Wayne Couzens, the man who raped and murdered Sarah Everard in 2021, should “never have been a police officer”. This was the central finding of Dame Elish Angiolini’s report into police failings around her murder, released this week.
For a change, the report doesn’t assert Wayne Couzens was “one bad apple” - rather, alongside listing astonishing red flags missed by the Met over the course of his career, including several rapes or attempted rapes, the author notes that the Met told the inquiry in 2022 that Couzens would still have been recruited into the force.
This stark admission is a welcome shift in the official narrative around British policing. But for those of us from minoritised groups - people of colour, women, trans people, people with mental health conditions, anyone who has committed the cardinal sin of being poor, and everyone who falls along intersecting lines - it is not breaking news that the Met are both untrustworthy and riddled with corruption. Nor is it a shock that promised reforms are proving agonisingly slow to materialise. Most of us could have told you: don’t trust the police. Many of us have.
Warnings have been ignored. The cost of snail-paced or non-existent reform is clear in the systemic failures involved in recruiting someone like Wayne Couzens; in the continued service of uniformed serial rapist David Carrick; in WhatsApp groups used to share graphic details and grisly photos of dead bodies, in clip after clip of police officers brutalising members of the public; in female officers being told to “play the game or stay quiet”. All of these recent examples point to a sickening culture of bullying and discrimination united around one central tenet of policing: protect your own.
"An inability to acknowledge the scale of the problem, as well as ineffective levers of accountability, have perpetuated this sorry state of affairs."
These failings stretch back across decades. Baroness Doreen Lawrence, mother of Stephen Lawrence, offered a succinct description of the Met just last week: “Arrogant and resistant to change.” She wasn't speaking of the Everard murder but of the botched, racist and corrupt investigation into the murder of her son in 1993. Like with Everard, an in-depth report followed the investigation - the 1999 MacPherson report condemned the force as institutionally racist. Almost three decades later, the Casey report - published last year - reached a startlingly similar conclusion, again branding the force institutionally racist, as well as corrupt. We are not moving forward, we are stuck in a time loop.
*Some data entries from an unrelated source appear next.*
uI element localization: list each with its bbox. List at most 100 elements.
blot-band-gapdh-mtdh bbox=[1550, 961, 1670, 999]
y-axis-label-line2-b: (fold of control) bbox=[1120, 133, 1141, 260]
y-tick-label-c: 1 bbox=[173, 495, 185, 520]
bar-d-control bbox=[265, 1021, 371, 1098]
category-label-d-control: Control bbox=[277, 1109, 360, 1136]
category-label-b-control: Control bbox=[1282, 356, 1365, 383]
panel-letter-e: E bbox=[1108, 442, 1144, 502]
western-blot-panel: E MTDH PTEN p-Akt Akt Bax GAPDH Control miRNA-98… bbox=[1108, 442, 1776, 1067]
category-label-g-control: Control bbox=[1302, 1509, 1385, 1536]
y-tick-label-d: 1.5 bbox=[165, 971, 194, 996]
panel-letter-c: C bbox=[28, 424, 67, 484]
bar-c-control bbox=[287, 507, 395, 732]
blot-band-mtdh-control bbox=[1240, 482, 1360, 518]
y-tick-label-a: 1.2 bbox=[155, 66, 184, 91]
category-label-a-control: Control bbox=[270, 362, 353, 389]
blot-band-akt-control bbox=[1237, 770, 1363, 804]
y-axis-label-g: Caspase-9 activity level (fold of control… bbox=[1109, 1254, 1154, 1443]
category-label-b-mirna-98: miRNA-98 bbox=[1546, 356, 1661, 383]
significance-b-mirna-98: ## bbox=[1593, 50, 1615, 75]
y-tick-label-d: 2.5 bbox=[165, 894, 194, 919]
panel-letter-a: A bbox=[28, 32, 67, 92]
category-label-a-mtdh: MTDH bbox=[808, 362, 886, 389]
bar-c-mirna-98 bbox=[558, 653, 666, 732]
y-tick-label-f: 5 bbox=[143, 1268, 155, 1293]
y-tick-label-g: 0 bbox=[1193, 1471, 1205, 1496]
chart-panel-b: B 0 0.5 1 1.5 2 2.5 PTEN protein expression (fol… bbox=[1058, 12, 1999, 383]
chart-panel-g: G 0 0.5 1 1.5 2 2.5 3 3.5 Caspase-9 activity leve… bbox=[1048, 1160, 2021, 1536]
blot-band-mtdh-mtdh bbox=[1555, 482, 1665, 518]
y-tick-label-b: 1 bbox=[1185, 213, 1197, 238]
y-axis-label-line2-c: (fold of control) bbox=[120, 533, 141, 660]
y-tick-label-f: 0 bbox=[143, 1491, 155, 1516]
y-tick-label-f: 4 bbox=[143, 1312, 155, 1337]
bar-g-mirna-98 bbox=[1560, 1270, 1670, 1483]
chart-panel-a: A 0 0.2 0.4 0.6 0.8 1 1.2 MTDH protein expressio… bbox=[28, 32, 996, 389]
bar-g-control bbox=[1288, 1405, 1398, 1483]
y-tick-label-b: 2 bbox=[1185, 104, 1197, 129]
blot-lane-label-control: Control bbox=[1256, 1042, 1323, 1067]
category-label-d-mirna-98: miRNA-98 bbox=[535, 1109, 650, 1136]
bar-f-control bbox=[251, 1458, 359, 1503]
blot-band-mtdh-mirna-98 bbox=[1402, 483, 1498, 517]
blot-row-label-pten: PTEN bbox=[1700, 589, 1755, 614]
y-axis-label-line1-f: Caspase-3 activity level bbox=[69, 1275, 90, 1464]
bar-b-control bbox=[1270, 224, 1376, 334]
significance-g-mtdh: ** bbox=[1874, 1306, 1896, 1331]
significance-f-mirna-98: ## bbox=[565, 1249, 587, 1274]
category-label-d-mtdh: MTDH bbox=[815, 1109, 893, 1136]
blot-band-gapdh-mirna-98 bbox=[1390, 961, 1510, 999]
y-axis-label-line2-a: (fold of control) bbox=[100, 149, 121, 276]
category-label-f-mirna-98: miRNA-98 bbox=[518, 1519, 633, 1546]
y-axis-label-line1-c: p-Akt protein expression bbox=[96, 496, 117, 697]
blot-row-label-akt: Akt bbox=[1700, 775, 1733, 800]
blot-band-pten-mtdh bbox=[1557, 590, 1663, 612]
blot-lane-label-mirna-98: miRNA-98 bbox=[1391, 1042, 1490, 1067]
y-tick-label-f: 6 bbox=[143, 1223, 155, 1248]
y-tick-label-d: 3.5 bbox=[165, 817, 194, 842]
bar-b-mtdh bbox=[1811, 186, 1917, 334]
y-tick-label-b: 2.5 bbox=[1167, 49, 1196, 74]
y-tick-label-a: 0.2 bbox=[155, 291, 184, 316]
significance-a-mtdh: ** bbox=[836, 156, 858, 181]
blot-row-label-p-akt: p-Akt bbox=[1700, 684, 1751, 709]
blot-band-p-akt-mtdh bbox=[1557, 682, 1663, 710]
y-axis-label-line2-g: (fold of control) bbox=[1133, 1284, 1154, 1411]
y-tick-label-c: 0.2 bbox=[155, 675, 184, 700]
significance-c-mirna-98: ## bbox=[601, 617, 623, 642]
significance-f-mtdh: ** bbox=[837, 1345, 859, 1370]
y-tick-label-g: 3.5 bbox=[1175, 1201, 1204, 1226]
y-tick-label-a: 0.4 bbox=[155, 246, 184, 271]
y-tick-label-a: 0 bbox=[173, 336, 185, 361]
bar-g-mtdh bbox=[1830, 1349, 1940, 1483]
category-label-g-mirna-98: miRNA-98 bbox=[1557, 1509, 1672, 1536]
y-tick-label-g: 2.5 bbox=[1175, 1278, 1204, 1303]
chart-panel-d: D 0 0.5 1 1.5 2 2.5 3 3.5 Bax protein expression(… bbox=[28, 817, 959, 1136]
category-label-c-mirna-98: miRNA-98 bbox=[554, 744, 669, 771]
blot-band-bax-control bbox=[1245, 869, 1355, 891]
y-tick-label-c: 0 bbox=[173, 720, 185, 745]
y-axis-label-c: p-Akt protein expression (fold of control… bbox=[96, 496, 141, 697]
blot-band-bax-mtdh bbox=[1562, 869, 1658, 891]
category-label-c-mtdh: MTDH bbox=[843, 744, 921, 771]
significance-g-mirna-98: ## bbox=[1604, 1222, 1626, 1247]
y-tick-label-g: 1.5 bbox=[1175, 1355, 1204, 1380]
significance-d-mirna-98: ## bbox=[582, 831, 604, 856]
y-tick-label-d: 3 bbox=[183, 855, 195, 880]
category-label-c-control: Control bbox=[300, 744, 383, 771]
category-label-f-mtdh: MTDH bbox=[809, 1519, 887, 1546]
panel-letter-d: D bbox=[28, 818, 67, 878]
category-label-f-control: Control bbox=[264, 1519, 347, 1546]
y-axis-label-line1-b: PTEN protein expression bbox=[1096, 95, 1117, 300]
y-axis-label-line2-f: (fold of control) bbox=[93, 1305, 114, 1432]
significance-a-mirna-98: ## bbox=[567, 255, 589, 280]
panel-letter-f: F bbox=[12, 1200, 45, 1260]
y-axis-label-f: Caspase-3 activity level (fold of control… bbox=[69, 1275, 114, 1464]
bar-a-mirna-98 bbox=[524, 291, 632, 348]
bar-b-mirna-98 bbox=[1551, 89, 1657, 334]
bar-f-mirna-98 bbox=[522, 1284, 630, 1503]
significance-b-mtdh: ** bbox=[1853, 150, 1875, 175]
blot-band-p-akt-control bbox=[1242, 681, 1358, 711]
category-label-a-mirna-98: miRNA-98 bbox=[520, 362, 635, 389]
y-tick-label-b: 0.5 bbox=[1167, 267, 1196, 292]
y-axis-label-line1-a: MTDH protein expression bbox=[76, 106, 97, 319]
An inability to acknowledge the scale of the problem, as well as ineffective levers of accountability, have perpetuated this sorry state of affairs. In the wake of the Casey report, Met Police Commissioner Mark Rowley accepted the findings, only to then deny the existence of institutional racism. Following the Couzens report, Home Secretary James Cleverly condemned the failures - which were even worse and more wildly varied than previously thought - but he also said that in the three years since Couzens’ heinous crime a “root and stem clean-up of the policing workforce has been underway and we have made huge strides.”
If this is actually the case, why then did Dame Elish Angiolini conclude her report with the assertion that “without a significant overhaul, there is nothing to stop another Wayne Couzens operating in plain sight”?
The government has in fact been warned, repeatedly, about specific and serious failures of vetting and misconduct in the police. So far, their response to this new report, other than patting themselves on the back, is to announce a policy of immediate suspensions for officers who commit “certain crimes”. Shadow Home Secretary Yvette Cooper is right to say this measure “does not go far enough”. She needs to go further, too, and present a sweeping and coherent plan to reform British policing top to bottom.